There are two concerns driving the vaccine development. On the part of Moderna and other biotech companies, it is sheer greed. Whichever company gets its vaccine to the market first will reap monopoly profits. On the part of the Trump administration and other capitalist governments around the world, there is an additional factor: gaining a geopolitical advantage over their rivals by being first to develop a vaccine, and perhaps even withholding the vaccine as part of efforts to assert American dominance.

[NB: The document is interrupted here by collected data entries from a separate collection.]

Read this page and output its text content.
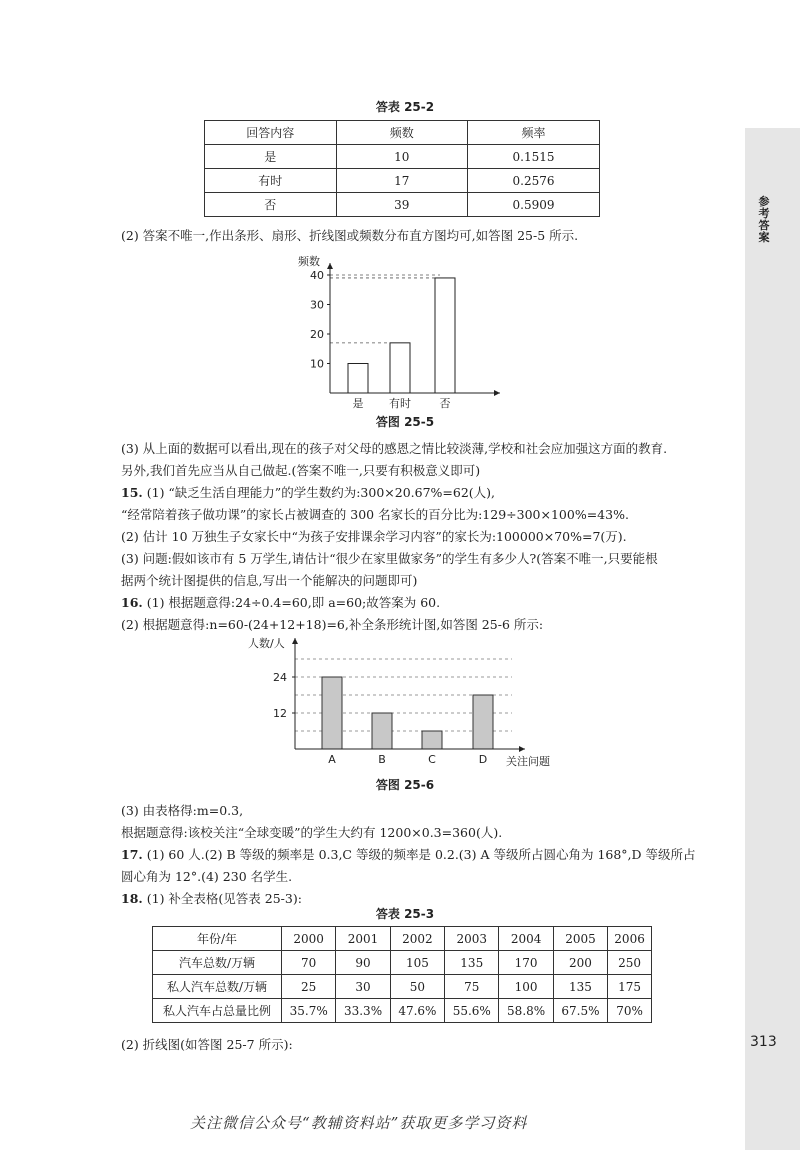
参考答案
313
答表 25-2
回答内容	频数	频率
是	10	0.1515
有时	17	0.2576
否	39	0.5909
(2) 答案不唯一,作出条形、扇形、折线图或频数分布直方图均可,如答图 25-5 所示.
是 有时	否
10
20
30
40
频数
答图 25-5
(3) 从上面的数据可以看出,现在的孩子对父母的感恩之情比较淡薄,学校和社会应加强这方面的教育.
另外,我们首先应当从自己做起.(答案不唯一,只要有积极意义即可)
15. (1) “缺乏生活自理能力”的学生数约为:300×20.67%=62(人),
“经常陪着孩子做功课”的家长占被调查的 300 名家长的百分比为:129÷300×100%=43%.
(2) 估计 10 万独生子女家长中“为孩子安排课余学习内容”的家长为:100000×70%=7(万).
(3) 问题:假如该市有 5 万学生,请估计“很少在家里做家务”的学生有多少人?(答案不唯一,只要能根
据两个统计图提供的信息,写出一个能解决的问题即可)
16. (1) 根据题意得:24÷0.4=60,即 a=60;故答案为 60.
(2) 根据题意得:n=60-(24+12+18)=6,补全条形统计图,如答图 25-6 所示:
A	B	C	D
12
24
人数/人
关注问题
答图 25-6
(3) 由表格得:m=0.3,
根据题意得:该校关注“全球变暖”的学生大约有 1200×0.3=360(人).
17. (1) 60 人.(2) B 等级的频率是 0.3,C 等级的频率是 0.2.(3) A 等级所占圆心角为 168°,D 等级所占
圆心角为 12°.(4) 230 名学生.
18. (1) 补全表格(见答表 25-3):
答表 25-3
年份/年	2000	2001	2002	2003	2004	2005	2006
汽车总数/万辆	70	90	105	135	170	200	250
私人汽车总数/万辆	25	30	50	75	100	135	175
私人汽车占总量比例	35.7%	33.3%	47.6%	55.6%	58.8%	67.5%	70%
(2) 折线图(如答图 25-7 所示):
关注微信公众号“教辅资料站”获取更多学习资料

These reactionary considerations are the real motive for efforts to bypass safety regulations that would potentially cause harm to the population. According to Jonathan Kimmelman, director of McGill University’s biomedical ethics unit, “Outbreaks and national emergencies often create pressure to suspend rights, standards and, or, normal rules of ethical conduct. Often our decision to do so seems unwise in retrospect.”